Dr. Willard’s collection, one of the largest in the world, contains birds of all shapes, sizes and colors. Some species disappeared long ago and some still flourish today. In one drawer he pulled out the magnificent roseate spoonbill (Platalea Ajaja), a most unusual heron-like bird with pinkish feathers and a beak like a wooden spatula, specially designed to wade in shallow estuaries to sift sediments for small crustaceans; the scarlet ibis (Eudocimus Ruber), another wader with a bill like a sickle.

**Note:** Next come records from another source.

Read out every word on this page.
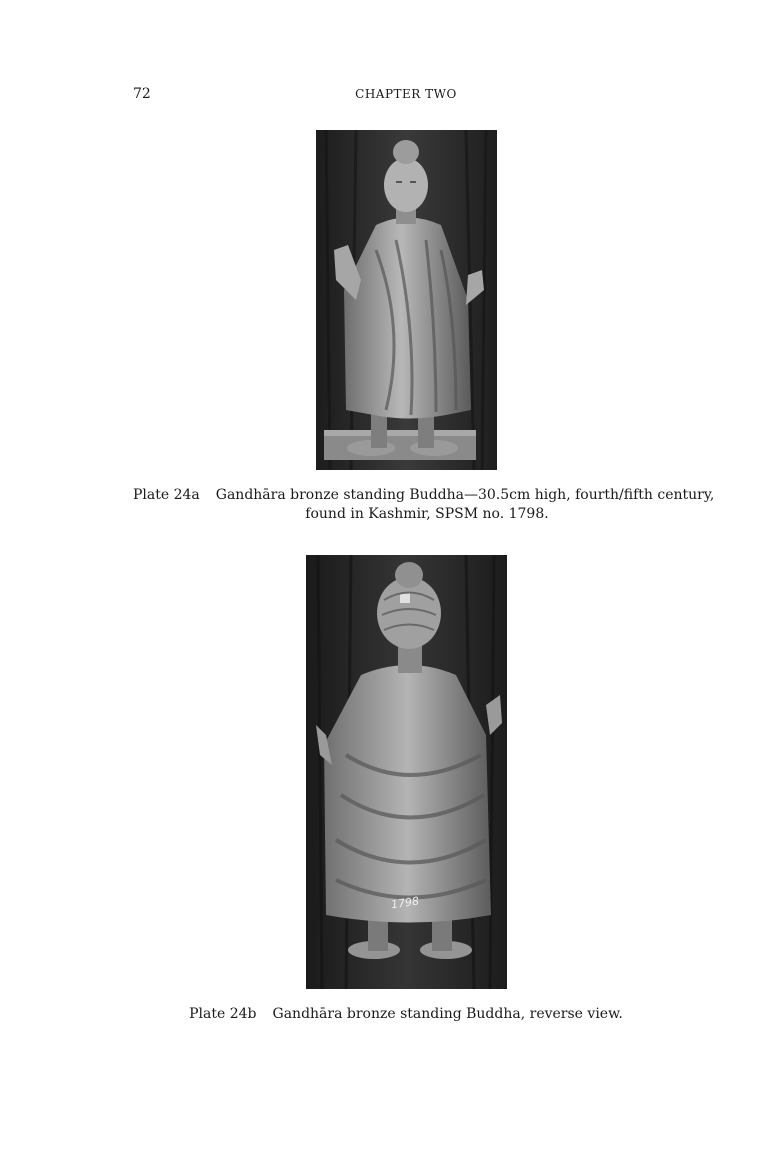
72	CHAPTER TWO
Plate 24a Gandhāra bronze standing Buddha—30.5cm high, fourth/fifth century,
found in Kashmir, SPSM no. 1798.
1798
Plate 24b Gandhāra bronze standing Buddha, reverse view.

There was the western meadowlark (Sturnella Neglecta), a glorious and abundant songbird with a mottled brown rump and yellow breast with a thick black “V” painted across its throat.  There was also the exotic tropical delight – the russet-backed oropendola (Psarocolius angustifrons) whose peculiar calls most closely resemble that of a flushing toilet.

 

I looked up from the two or three drawers that Dr. Willard had slid open in one cabinet. I noticed that each cabinet contained fifteen or twenty drawers. And there must have been hundreds of cabinets in that hallway – a truly astounding collection and a small testament to man’s continual quest to catalogue, explore and discover.